El Instituto Mexicano de la Propiedad Industrial (IMPI) buscó aclarar el alcance de sus verificaciones sobre la transmisión de partidos en establecimientos comerciales, luego de que bares y restaurantes expresaran temor a multas, decomisos o clausuras por no contar con los permisos de uso comercial.
El director general del IMPI, Vidal Llerenas, afirmó en una entrevista de radio que los pequeños negocios cuyo giro principal no sea la transmisión de eventos deportivos no serán el objetivo de las supervisiones. Según explicó, la dependencia concentrará sus revisiones en establecimientos de mayor tamaño, particularmente aquellos donde los partidos funcionan como atractivo central para atraer clientes, como sport bars o cadenas que suelen exhibir competencias de forma regular.

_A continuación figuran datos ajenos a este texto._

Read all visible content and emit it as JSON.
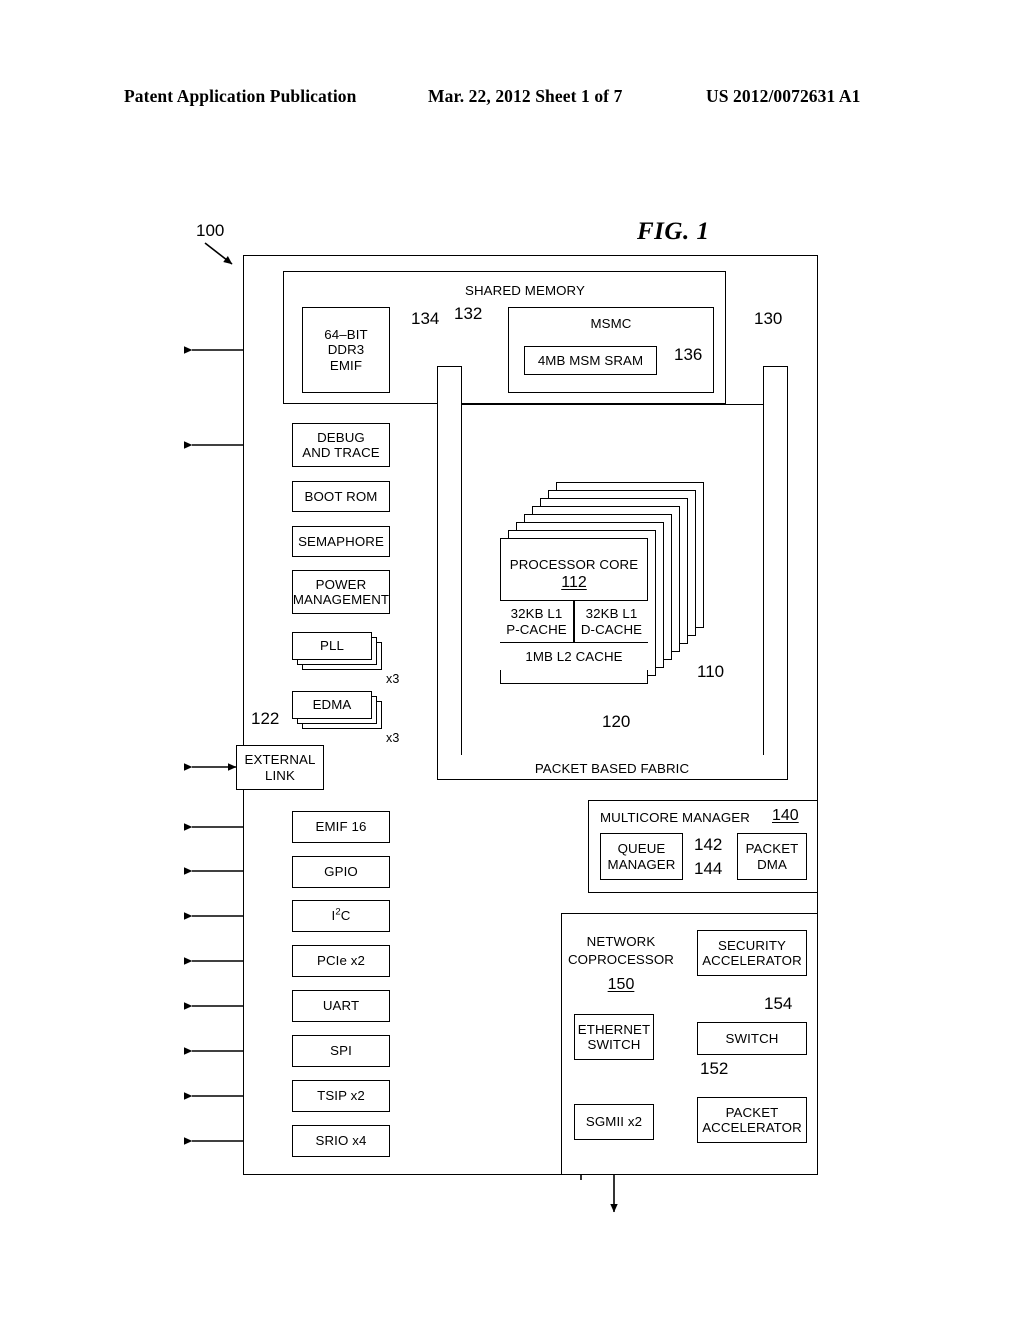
{
  "header": {
    "publication": "Patent Application Publication",
    "date_sheet": "Mar. 22, 2012  Sheet 1 of 7",
    "number": "US 2012/0072631 A1"
  },
  "figure": {
    "label": "FIG. 1",
    "system_ref": "100"
  },
  "shared_memory": {
    "title": "SHARED MEMORY",
    "ref": "130",
    "ddr3": {
      "line1": "64–BIT",
      "line2": "DDR3",
      "line3": "EMIF",
      "ref": "134"
    },
    "msmc": {
      "title": "MSMC",
      "ref": "132"
    },
    "sram": {
      "label": "4MB MSM SRAM",
      "ref": "136"
    }
  },
  "fabric": {
    "label": "PACKET BASED FABRIC",
    "ref": "120"
  },
  "core": {
    "title": "PROCESSOR CORE",
    "core_ref": "112",
    "stack_ref": "110",
    "l1p": {
      "line1": "32KB L1",
      "line2": "P-CACHE"
    },
    "l1d": {
      "line1": "32KB L1",
      "line2": "D-CACHE"
    },
    "l2": "1MB L2 CACHE"
  },
  "left_top_blocks": [
    {
      "name": "debug-and-trace",
      "line1": "DEBUG",
      "line2": "AND TRACE",
      "multi": false,
      "mult": ""
    },
    {
      "name": "boot-rom",
      "line1": "BOOT ROM",
      "line2": "",
      "multi": false,
      "mult": ""
    },
    {
      "name": "semaphore",
      "line1": "SEMAPHORE",
      "line2": "",
      "multi": false,
      "mult": ""
    },
    {
      "name": "power-management",
      "line1": "POWER",
      "line2": "MANAGEMENT",
      "multi": false,
      "mult": ""
    },
    {
      "name": "pll",
      "line1": "PLL",
      "line2": "",
      "multi": true,
      "mult": "x3"
    },
    {
      "name": "edma",
      "line1": "EDMA",
      "line2": "",
      "multi": true,
      "mult": "x3"
    }
  ],
  "external_link": {
    "line1": "EXTERNAL",
    "line2": "LINK",
    "ref": "122"
  },
  "peripherals": [
    {
      "name": "emif-16",
      "label": "EMIF 16"
    },
    {
      "name": "gpio",
      "label": "GPIO"
    },
    {
      "name": "i2c",
      "label": "I2C",
      "html": true
    },
    {
      "name": "pcie-x2",
      "label": "PCIe x2"
    },
    {
      "name": "uart",
      "label": "UART"
    },
    {
      "name": "spi",
      "label": "SPI"
    },
    {
      "name": "tsip-x2",
      "label": "TSIP x2"
    },
    {
      "name": "srio-x4",
      "label": "SRIO x4"
    }
  ],
  "multicore_manager": {
    "title": "MULTICORE MANAGER",
    "ref": "140",
    "queue_manager": {
      "line1": "QUEUE",
      "line2": "MANAGER",
      "ref": "144"
    },
    "packet_dma": {
      "line1": "PACKET",
      "line2": "DMA",
      "ref": "142"
    }
  },
  "network_coprocessor": {
    "line1": "NETWORK",
    "line2": "COPROCESSOR",
    "ref": "150",
    "ethernet_switch": {
      "line1": "ETHERNET",
      "line2": "SWITCH"
    },
    "sgmii": {
      "label": "SGMII x2"
    },
    "security_accelerator": {
      "line1": "SECURITY",
      "line2": "ACCELERATOR",
      "ref": "154"
    },
    "switch": {
      "label": "SWITCH",
      "ref": "152"
    },
    "packet_accelerator": {
      "line1": "PACKET",
      "line2": "ACCELERATOR"
    }
  }
}
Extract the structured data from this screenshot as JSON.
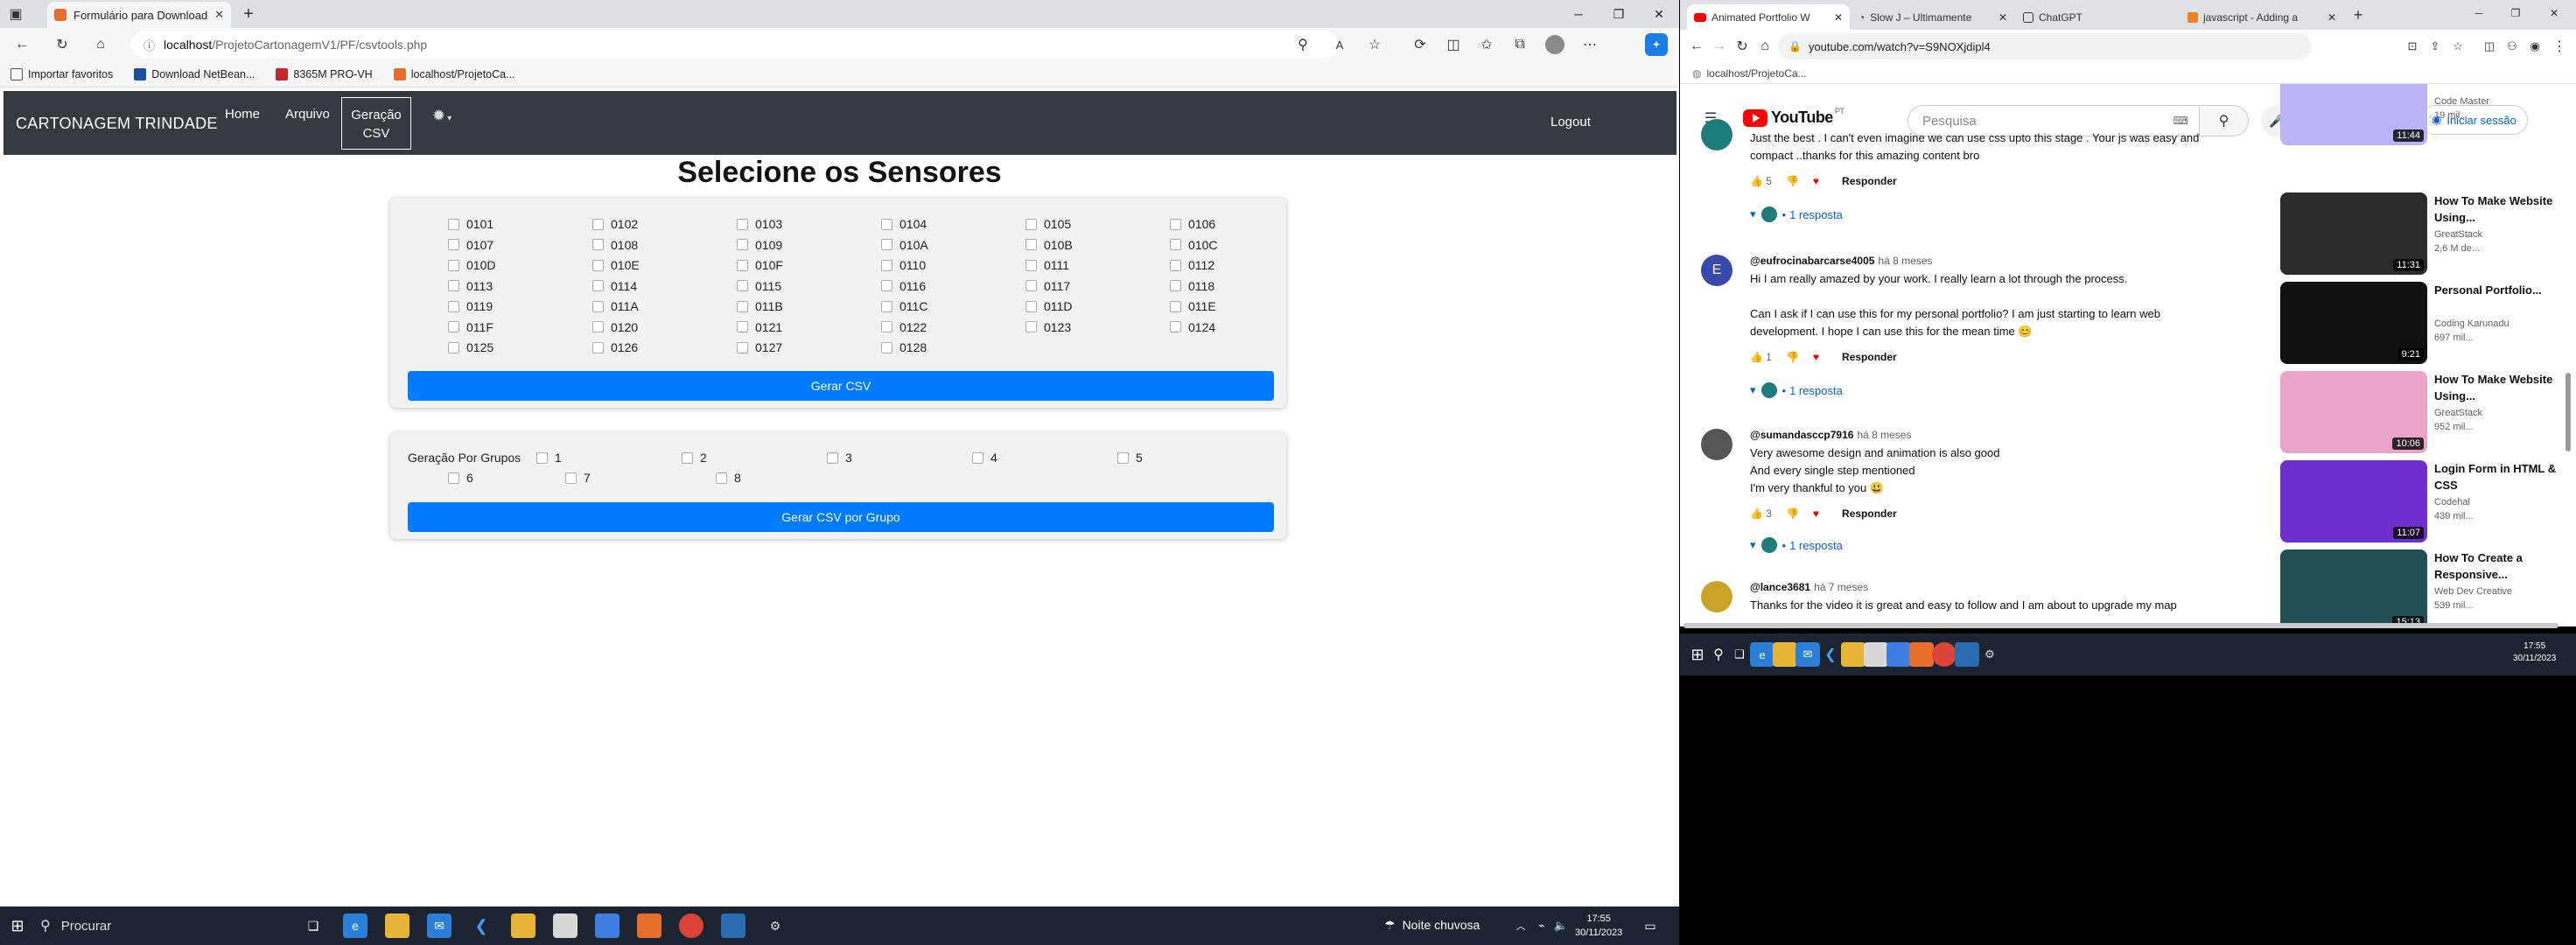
{
  "left_browser": {
    "tab_title": "Formulário para Download de CSV",
    "url_host": "localhost",
    "url_path": "/ProjetoCartonagemV1/PF/csvtools.php",
    "favorites": [
      {
        "label": "Importar favoritos"
      },
      {
        "label": "Download NetBean..."
      },
      {
        "label": "8365M PRO-VH"
      },
      {
        "label": "localhost/ProjetoCa..."
      }
    ]
  },
  "app": {
    "brand": "CARTONAGEM TRINDADE",
    "nav": {
      "home": "Home",
      "arquivo": "Arquivo",
      "geracao_line1": "Geração",
      "geracao_line2": "CSV",
      "logout": "Logout"
    },
    "title": "Selecione os Sensores",
    "sensors": [
      "0101",
      "0102",
      "0103",
      "0104",
      "0105",
      "0106",
      "0107",
      "0108",
      "0109",
      "010A",
      "010B",
      "010C",
      "010D",
      "010E",
      "010F",
      "0110",
      "0111",
      "0112",
      "0113",
      "0114",
      "0115",
      "0116",
      "0117",
      "0118",
      "0119",
      "011A",
      "011B",
      "011C",
      "011D",
      "011E",
      "011F",
      "0120",
      "0121",
      "0122",
      "0123",
      "0124",
      "0125",
      "0126",
      "0127",
      "0128"
    ],
    "gerar_csv": "Gerar CSV",
    "group_label": "Geração Por Grupos",
    "groups": [
      "1",
      "2",
      "3",
      "4",
      "5",
      "6",
      "7",
      "8"
    ],
    "gerar_csv_grupo": "Gerar CSV por Grupo"
  },
  "left_taskbar": {
    "search_placeholder": "Procurar",
    "weather": "Noite chuvosa",
    "time": "17:55",
    "date": "30/11/2023"
  },
  "right_browser": {
    "tabs": [
      {
        "title": "Animated Portfolio W"
      },
      {
        "title": "Slow J – Ultimamente"
      },
      {
        "title": "ChatGPT"
      },
      {
        "title": "javascript - Adding a"
      }
    ],
    "url": "youtube.com/watch?v=S9NOXjdipl4",
    "bookmark": "localhost/ProjetoCa..."
  },
  "youtube": {
    "logo_text": "YouTube",
    "region": "PT",
    "search_placeholder": "Pesquisa",
    "signin": "Iniciar sessão",
    "comments": [
      {
        "author": "",
        "time": "",
        "text": "Just the best . I can't even imagine we can use css upto this stage . Your js was easy and\ncompact ..thanks for this amazing content bro",
        "likes": "5",
        "reply_label": "Responder",
        "replies": "1 resposta"
      },
      {
        "author": "@eufrocinabarcarse4005",
        "time": "há 8 meses",
        "text": "Hi I am really amazed by your work. I really learn a lot through the process.\n\nCan I ask if I can use this for my personal portfolio? I am just starting to learn web\ndevelopment. I hope I can use this for the mean time 😊",
        "likes": "1",
        "reply_label": "Responder",
        "replies": "1 resposta"
      },
      {
        "author": "@sumandasccp7916",
        "time": "há 8 meses",
        "text": "Very awesome design and animation is also good\nAnd every single step mentioned\nI'm very thankful to you 😃",
        "likes": "3",
        "reply_label": "Responder",
        "replies": "1 resposta"
      },
      {
        "author": "@lance3681",
        "time": "há 7 meses",
        "text": "Thanks for the video it is great and easy to follow and I am about to upgrade my map",
        "likes": "",
        "reply_label": "",
        "replies": ""
      }
    ],
    "recommendations": [
      {
        "title": "",
        "channel": "Code Master",
        "views": "19 mil...",
        "duration": "11:44",
        "color": "#b9b4f5"
      },
      {
        "title": "How To Make Website Using...",
        "channel": "GreatStack",
        "views": "2,6 M de...",
        "duration": "11:31",
        "color": "#2b2b2b"
      },
      {
        "title": "Personal Portfolio...",
        "channel": "Coding Karunadu",
        "views": "697 mil...",
        "duration": "9:21",
        "color": "#111111"
      },
      {
        "title": "How To Make Website Using...",
        "channel": "GreatStack",
        "views": "952 mil...",
        "duration": "10:06",
        "color": "#e9a4c7"
      },
      {
        "title": "Login Form in HTML & CSS",
        "channel": "Codehal",
        "views": "439 mil...",
        "duration": "11:07",
        "color": "#6f2fcf"
      },
      {
        "title": "How To Create a Responsive...",
        "channel": "Web Dev Creative",
        "views": "539 mil...",
        "duration": "15:13",
        "color": "#1f4f52"
      }
    ]
  },
  "right_taskbar": {
    "time": "17:55",
    "date": "30/11/2023"
  }
}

La aclaración llega después de varios días de incertidumbre entre comerciantes gastronómicos, especialmente en zonas de alta afluencia de la capital mexicana, donde algunos restaurantes retiraron imágenes, carteles y referencias al torneo por miedo a sanciones. En esos casos, los negocios optaron por conservar únicamente decoraciones genéricas, como banderas o balones, para evitar el uso de marcas, logotipos o frases protegidas por la FIFA.
El miedo ya giraba antes que el balón
El tema generó preocupación porque, de acuerdo con advertencias previas, transmitir partidos en un negocio con servicios contratados para fines domésticos podría considerarse un uso comercial no autorizado. Las sanciones, dependiendo el caso, pueden alcanzar hasta 250 mil Unidades de Medida y Actualización (UMAs), igual a más de 29 millones de pesos; aparte de medidas administrativas como el aseguramiento de equipos o clausura temporal. Sin embargo, Llerenas sostuvo que el IMPI no pretende generar pánico ni afectar a pequeños comercios.
El funcionario precisó que la actuación del instituto dependerá de solicitudes de los titulares de derechos y de casos específicos, por lo que no habría operativos generalizados contra fondas, restaurantes pequeños o comercios que simplemente tengan una televisión encendida durante los partidos. Aun así, recomendó que los negocios dedicados de forma habitual a transmitir deportes hagan lo posible por contar con paquetes empresariales de los proveedores de la señal mundialista o transmisiones autorizadas.
La incertidumbre, sin embargo, ya había tenido efectos visibles en algunos puntos de la CDMX. Gerentes y encargados de restaurantes ubicados en Paseo de la Reforma señalaron que retiraron carteles, imágenes y ambientaciones alusivas al campeonato, ante el temor de sanciones; mientras que otros establecimientos decidieron no transmitir el partido inaugural entre México y Sudáfrica, al no contar con tales permisos comerciales. En algunos casos, los negocios reportaron dudas de clientes sobre si podrían o no ver los encuentros en dichos espacios.